それまでワーカホリックと言っていいような働き方をしていた彼女が、倹約をモットーとする貧しい女になったわけだが、不思議と悲壮感はなく、むしろ資本主義から半分降りたことによる解放感を味わっているように見える。
彼女が移り住んだ古い団地には、昔からの住人(主に老人)が暮らしている。彼らのコミュニティをうっとおしく感じることもあるけれど、都会にはなかったセーフティネットだから、頼もしく感じることもしばしばだ。

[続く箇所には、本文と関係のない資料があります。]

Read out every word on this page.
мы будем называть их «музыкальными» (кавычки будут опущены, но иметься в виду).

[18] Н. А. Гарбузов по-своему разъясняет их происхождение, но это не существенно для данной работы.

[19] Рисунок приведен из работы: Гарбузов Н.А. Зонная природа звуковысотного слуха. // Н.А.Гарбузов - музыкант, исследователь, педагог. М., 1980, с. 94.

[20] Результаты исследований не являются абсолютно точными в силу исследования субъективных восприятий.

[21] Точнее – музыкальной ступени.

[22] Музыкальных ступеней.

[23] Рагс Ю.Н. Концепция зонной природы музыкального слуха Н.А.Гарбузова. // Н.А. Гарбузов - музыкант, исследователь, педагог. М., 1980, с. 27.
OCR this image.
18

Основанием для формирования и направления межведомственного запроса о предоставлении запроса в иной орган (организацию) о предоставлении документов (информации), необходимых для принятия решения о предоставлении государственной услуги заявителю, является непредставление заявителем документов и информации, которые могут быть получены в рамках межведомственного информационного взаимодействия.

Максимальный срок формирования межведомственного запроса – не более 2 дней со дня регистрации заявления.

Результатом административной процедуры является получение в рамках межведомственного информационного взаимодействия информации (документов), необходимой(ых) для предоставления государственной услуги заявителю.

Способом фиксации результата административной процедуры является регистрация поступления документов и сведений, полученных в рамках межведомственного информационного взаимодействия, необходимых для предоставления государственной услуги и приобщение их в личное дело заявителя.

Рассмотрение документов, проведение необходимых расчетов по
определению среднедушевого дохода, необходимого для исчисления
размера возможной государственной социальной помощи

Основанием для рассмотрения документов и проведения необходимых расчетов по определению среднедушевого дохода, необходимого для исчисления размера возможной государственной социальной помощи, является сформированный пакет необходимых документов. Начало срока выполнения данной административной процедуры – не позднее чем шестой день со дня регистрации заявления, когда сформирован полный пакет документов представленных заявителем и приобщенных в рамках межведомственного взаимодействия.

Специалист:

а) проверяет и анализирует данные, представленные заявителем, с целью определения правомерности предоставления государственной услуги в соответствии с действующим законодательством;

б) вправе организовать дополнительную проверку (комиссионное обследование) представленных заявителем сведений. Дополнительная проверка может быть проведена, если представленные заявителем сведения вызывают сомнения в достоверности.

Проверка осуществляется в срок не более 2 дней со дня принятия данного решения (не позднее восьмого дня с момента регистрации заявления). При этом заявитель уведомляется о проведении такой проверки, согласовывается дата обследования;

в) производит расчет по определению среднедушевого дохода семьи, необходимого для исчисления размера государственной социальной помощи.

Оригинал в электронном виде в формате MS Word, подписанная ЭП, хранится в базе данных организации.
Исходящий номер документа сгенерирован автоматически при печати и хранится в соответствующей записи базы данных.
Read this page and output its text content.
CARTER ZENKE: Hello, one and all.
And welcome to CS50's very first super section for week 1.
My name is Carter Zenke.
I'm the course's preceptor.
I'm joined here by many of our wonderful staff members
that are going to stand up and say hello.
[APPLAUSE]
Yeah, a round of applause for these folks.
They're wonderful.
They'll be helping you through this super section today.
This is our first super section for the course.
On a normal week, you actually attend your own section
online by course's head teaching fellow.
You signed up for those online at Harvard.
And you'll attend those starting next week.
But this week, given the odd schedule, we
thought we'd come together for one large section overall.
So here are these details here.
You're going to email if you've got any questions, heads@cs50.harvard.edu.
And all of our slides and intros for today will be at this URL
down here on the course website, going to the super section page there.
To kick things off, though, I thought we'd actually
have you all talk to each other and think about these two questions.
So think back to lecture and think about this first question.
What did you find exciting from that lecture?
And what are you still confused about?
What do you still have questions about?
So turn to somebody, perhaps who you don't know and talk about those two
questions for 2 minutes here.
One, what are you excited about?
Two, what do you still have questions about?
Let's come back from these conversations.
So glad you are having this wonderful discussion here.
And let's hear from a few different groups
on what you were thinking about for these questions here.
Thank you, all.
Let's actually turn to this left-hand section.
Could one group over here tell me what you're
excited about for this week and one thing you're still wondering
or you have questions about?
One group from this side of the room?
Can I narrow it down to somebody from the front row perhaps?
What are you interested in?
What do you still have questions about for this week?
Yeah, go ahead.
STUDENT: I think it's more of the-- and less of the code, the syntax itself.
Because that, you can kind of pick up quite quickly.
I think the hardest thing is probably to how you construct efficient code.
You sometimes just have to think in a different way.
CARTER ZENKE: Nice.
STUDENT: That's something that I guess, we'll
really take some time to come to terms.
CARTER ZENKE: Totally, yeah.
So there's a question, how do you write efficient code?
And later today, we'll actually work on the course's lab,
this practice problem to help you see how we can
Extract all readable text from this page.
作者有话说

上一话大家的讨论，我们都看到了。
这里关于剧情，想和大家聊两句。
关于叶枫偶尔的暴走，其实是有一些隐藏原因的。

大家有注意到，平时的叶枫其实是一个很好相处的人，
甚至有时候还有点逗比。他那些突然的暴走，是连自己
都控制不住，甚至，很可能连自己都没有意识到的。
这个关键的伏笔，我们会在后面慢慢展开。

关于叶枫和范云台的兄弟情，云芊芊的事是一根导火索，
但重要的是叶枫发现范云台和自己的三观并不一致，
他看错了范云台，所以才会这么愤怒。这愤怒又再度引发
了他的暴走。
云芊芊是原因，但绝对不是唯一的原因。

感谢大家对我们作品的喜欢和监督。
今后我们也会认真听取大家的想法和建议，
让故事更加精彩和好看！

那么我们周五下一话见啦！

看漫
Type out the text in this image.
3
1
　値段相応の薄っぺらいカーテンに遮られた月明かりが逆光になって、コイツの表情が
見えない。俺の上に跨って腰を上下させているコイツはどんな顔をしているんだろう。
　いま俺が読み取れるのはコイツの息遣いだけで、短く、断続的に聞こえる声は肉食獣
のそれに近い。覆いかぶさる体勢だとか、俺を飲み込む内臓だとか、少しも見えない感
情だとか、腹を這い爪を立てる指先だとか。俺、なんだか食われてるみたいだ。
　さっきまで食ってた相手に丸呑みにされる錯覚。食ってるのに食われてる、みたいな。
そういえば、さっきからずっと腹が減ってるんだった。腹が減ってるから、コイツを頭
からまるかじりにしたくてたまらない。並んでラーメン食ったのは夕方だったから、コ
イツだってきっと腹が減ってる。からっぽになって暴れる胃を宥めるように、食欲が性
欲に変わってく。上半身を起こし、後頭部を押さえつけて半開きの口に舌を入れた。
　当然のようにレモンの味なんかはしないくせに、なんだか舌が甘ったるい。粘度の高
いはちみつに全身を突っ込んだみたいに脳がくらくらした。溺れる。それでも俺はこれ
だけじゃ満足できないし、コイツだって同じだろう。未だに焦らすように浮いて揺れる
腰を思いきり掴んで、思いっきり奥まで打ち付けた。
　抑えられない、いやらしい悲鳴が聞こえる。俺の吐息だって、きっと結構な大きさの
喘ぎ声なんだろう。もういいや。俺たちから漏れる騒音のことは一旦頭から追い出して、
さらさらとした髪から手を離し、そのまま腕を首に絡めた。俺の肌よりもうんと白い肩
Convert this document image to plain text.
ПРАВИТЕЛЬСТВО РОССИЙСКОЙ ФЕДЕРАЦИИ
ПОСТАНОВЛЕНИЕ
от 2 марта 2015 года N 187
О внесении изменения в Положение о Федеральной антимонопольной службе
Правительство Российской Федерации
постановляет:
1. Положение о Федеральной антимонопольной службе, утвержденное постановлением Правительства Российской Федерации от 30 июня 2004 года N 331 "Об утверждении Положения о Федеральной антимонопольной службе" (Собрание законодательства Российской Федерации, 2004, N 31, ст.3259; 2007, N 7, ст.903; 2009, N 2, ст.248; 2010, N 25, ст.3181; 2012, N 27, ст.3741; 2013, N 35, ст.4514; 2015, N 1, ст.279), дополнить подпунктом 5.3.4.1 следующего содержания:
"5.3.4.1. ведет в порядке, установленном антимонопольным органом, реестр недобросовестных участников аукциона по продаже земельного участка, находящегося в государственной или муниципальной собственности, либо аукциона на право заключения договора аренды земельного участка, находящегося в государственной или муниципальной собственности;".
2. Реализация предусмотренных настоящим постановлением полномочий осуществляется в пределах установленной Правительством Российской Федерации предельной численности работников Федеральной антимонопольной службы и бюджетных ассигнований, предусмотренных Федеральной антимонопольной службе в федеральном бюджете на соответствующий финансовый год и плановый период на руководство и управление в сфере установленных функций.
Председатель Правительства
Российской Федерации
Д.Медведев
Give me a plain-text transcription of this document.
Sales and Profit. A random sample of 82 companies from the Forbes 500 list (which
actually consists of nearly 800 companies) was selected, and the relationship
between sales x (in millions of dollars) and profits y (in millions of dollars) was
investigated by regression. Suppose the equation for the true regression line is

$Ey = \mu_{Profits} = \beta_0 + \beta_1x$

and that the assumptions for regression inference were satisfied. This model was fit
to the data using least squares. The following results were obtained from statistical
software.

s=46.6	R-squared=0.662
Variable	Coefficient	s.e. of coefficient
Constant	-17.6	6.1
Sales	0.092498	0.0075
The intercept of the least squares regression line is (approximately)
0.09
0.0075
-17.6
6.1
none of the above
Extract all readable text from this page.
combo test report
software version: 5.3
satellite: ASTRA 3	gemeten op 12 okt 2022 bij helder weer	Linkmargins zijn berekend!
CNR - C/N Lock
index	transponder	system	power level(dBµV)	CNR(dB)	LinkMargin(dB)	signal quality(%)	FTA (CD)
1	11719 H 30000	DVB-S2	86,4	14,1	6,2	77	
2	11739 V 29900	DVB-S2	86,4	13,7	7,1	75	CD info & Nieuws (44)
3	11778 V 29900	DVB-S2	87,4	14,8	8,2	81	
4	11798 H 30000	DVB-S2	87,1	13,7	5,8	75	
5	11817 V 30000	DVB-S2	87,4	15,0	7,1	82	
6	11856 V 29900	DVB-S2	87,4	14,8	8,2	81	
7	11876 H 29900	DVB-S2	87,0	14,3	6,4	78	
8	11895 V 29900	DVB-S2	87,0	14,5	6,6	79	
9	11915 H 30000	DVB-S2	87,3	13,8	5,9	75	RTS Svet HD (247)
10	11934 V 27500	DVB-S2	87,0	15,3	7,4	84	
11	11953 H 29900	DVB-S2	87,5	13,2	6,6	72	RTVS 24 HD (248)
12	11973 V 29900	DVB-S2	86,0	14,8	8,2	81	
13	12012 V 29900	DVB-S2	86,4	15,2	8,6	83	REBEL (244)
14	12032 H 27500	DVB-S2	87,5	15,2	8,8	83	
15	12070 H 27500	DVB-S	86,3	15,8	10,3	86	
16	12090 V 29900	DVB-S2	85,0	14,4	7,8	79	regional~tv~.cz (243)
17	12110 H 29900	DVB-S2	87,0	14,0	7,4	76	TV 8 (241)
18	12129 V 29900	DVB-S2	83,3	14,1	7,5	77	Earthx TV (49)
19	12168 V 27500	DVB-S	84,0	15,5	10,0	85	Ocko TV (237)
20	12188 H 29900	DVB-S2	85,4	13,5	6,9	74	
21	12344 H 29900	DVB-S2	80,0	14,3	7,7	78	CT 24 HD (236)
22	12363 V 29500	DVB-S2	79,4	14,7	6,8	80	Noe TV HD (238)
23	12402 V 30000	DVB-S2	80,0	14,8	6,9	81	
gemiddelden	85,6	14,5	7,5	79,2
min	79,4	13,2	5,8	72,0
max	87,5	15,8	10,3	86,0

かつてのような水準の生活はできないけれど、心にも体にも優しい時間が確保されたことで、さとこは徐々に自分らしさを取り戻していく。都市型生活に疲れている読者は「こんな暮らしもアリだな」と思うに違いない。
沼ちゃんに影響された読者はマンションを買いたくなるが、さとこに影響された読者は団地に住みたくなるだろう。
貧しい男が貧しいまま幸福になる方法はないのか
とある講座でこの作品を読んだとき、女性よりも男性参加者が熱心に読んでいたのをいまも思い出す。彼らが言うには、男性向けのお仕事マンガはサラリーマンの出世を描くものが多く、働けなくなった人や、別の働き方を望んだりした人のことは、あまり教えてくれないのだという。
男らしさの押しつけがしんどい男性読者にとって、ひとつの仕事に一生を捧げるパワフルな男の人生ばかり読まされるのは、エンパワメントではなく苦行だろう。貧しい男はなにがなんでも成り上がらなくちゃいけないのか。貧しい男が貧しいまま幸福になる方法は本当にないのか。さとこのような生き方、働き方をもっと読みたい(知りたい)と語る彼らの思いは切実だ。
女子マンガの世界には、さとこや沼ちゃんのようなキャラクターがふつうに存在しているけれど、男性向け作品には滅多にいないと知って、なんとも言えない気持ちになった。貧しい男が穏やかに肯定される物語が、この国でなぜ生まれにくく、売れにくいのか(需要はあるのに)。そこにこの社会の病理が透けてみえる、と言ったら言いすぎだろうか。